Question

A train leaves the station 1 hour before the scheduled time. The driver decreases its speed by 50 km per hour. At the next station 300 km away the train reached on time. Find the original speed of the train.
A.100 km/hour
B.150 km/hour
C.125 km/hour
D.200 km/hour

Answer 1

Hint First we will assume that the normal speed of the train is represented by \[x\] km/hour and then use formula of speed, \[\dfrac{{{\text{Distance}}}}{{{\text{TIme}}}}\]. When the driver decreases the speed of the train, we have the new speed \[x - 50{\text{ km/hr}}\]. Comparing both the speeds to find the value of original speed.

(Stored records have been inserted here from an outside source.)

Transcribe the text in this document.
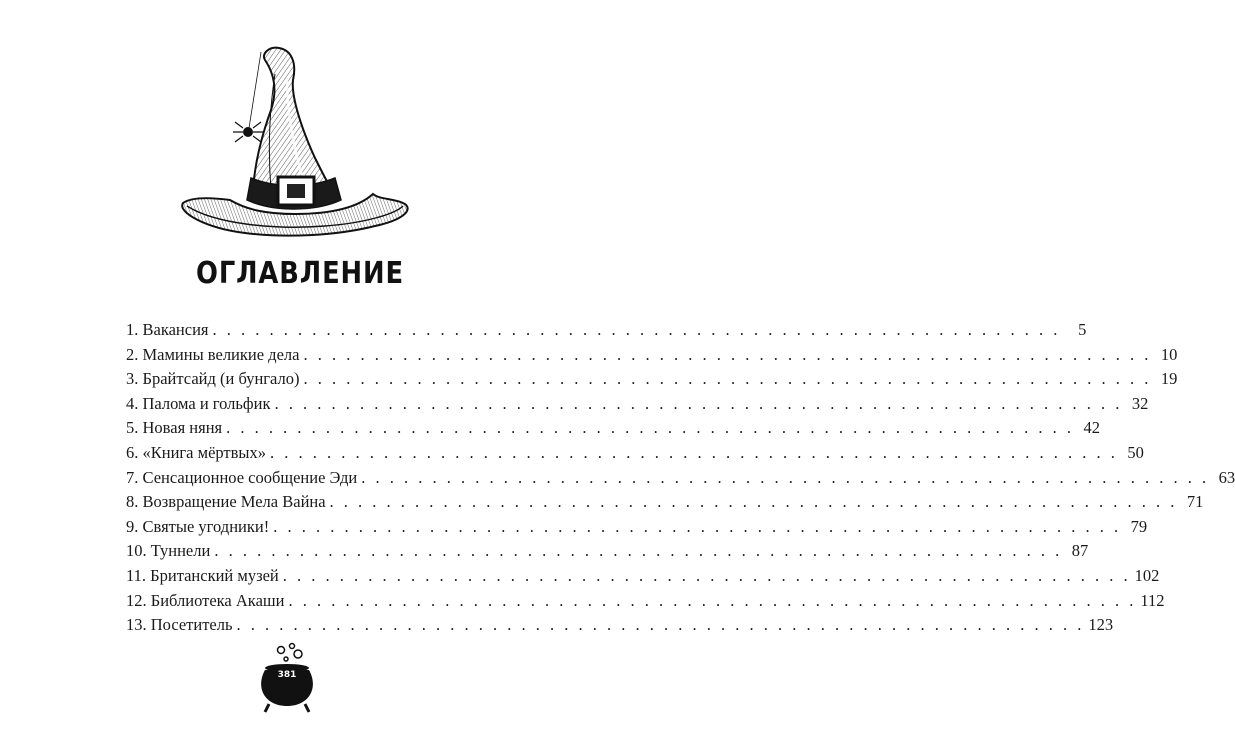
ОГЛАВЛЕНИЕ
1. Вакансия . . . . . . . . . . . . . . . . . . . . . . . . . . . . . . . . . . . . . . . . . . . . . . . . . . . . . . . . . . . .	5
2. Мамины великие дела . . . . . . . . . . . . . . . . . . . . . . . . . . . . . . . . . . . . . . . . . . . . . . . . . . . . . . . . . . . . 10
3. Брайтсайд (и бунгало) . . . . . . . . . . . . . . . . . . . . . . . . . . . . . . . . . . . . . . . . . . . . . . . . . . . . . . . . . . . . 19
4. Палома и гольфик . . . . . . . . . . . . . . . . . . . . . . . . . . . . . . . . . . . . . . . . . . . . . . . . . . . . . . . . . . . . 32
5. Новая няня . . . . . . . . . . . . . . . . . . . . . . . . . . . . . . . . . . . . . . . . . . . . . . . . . . . . . . . . . . . . 42
6. «Книга мёртвых» . . . . . . . . . . . . . . . . . . . . . . . . . . . . . . . . . . . . . . . . . . . . . . . . . . . . . . . . . . . . 50
7. Сенсационное сообщение Эди . . . . . . . . . . . . . . . . . . . . . . . . . . . . . . . . . . . . . . . . . . . . . . . . . . . . . . . . . . . . 63
8. Возвращение Мела Вайна . . . . . . . . . . . . . . . . . . . . . . . . . . . . . . . . . . . . . . . . . . . . . . . . . . . . . . . . . . . . 71
9. Святые угодники! . . . . . . . . . . . . . . . . . . . . . . . . . . . . . . . . . . . . . . . . . . . . . . . . . . . . . . . . . . . . 79
10. Туннели . . . . . . . . . . . . . . . . . . . . . . . . . . . . . . . . . . . . . . . . . . . . . . . . . . . . . . . . . . . . 87
11. Британский музей . . . . . . . . . . . . . . . . . . . . . . . . . . . . . . . . . . . . . . . . . . . . . . . . . . . . . . . . . . . . 102
12. Библиотека Акаши . . . . . . . . . . . . . . . . . . . . . . . . . . . . . . . . . . . . . . . . . . . . . . . . . . . . . . . . . . . . 112
13. Посетитель . . . . . . . . . . . . . . . . . . . . . . . . . . . . . . . . . . . . . . . . . . . . . . . . . . . . . . . . . . . . 123
381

Complete step-by-step answer:
We are given that a train leaves the station 1 hour before the scheduled time and the driver decreases its speed by 50 km per hour
Let us assume that the normal speed of the train is represented by \[x\] km/hour.
First, we will compute the normal time to cover 300 km by train.
\[\dfrac{{300}}{x}\]
Since the train takes 1 more hour, then we will find the time taken by the train from the old time.
\[ \Rightarrow 1 + \dfrac{{300}}{x} = \dfrac{{x + 300}}{x}\]
We know that the speed is calculated using the formula,\[\dfrac{{{\text{Distance}}}}{{{\text{TIme}}}}\].
Substituting the value of distance and time taken by the train in the above formula of speed to find the new speed of the train, we get
\[ \Rightarrow \dfrac{{300}}{{\dfrac{{x + 300}}{x}}} = \dfrac{{300x}}{{x + 300}}{\text{ km/hr}}\]
But since the driver decreases the speed of the train, we have the new speed \[x - 50{\text{ km/hr}}\].
Now we have,
\[ \Rightarrow \dfrac{{300x}}{{x + 300}} = x - 50\]
Cross-multiplying in above equation, we get
\[
   \Rightarrow 300x = \left( {x - 50} \right)\left( {x + 300} \right) \\
   \Rightarrow 300x = {x^2} - 50x + 300x - 15000 \\
   \Rightarrow 300x = {x^2} + 250x - 15000 \\
 \]
Subtracting the above equation by \[300x\] on both sides, we get
\[
   \Rightarrow 300x - 300x = {x^2} + 250x - 15000 - 300x \\
   \Rightarrow 0 = {x^2} - 50x - 15000 \\
   \Rightarrow {x^2} - 50x - 15000 = 0 \\
 \]
\[
   \Rightarrow {x^2} - 150x + 100x - 1500 = 0 \\
   \Rightarrow x\left( {x - 150} \right) + 100\left( {x - 150} \right) = 0 \\
   \Rightarrow \left( {x - 150} \right)\left( {x + 100} \right) = 0 \\
 \]
\[ \Rightarrow x - 150 = 0\] or \[x + 100 = 0\]
\[ \Rightarrow x = 150{\text{ or }} - 100\]
So we reject the negative value as the train always runs in the same direction.
\[x = 150{\text{ km/hr}}\]
So, the normal speed of the train is 150 km/hour.
Hence, option B is correct.

Note In solving these types of questions, students should know the basic concepts of speed, distance and time. Since speed and time are inversely proportional, when time increases, speed decreases and vice versa.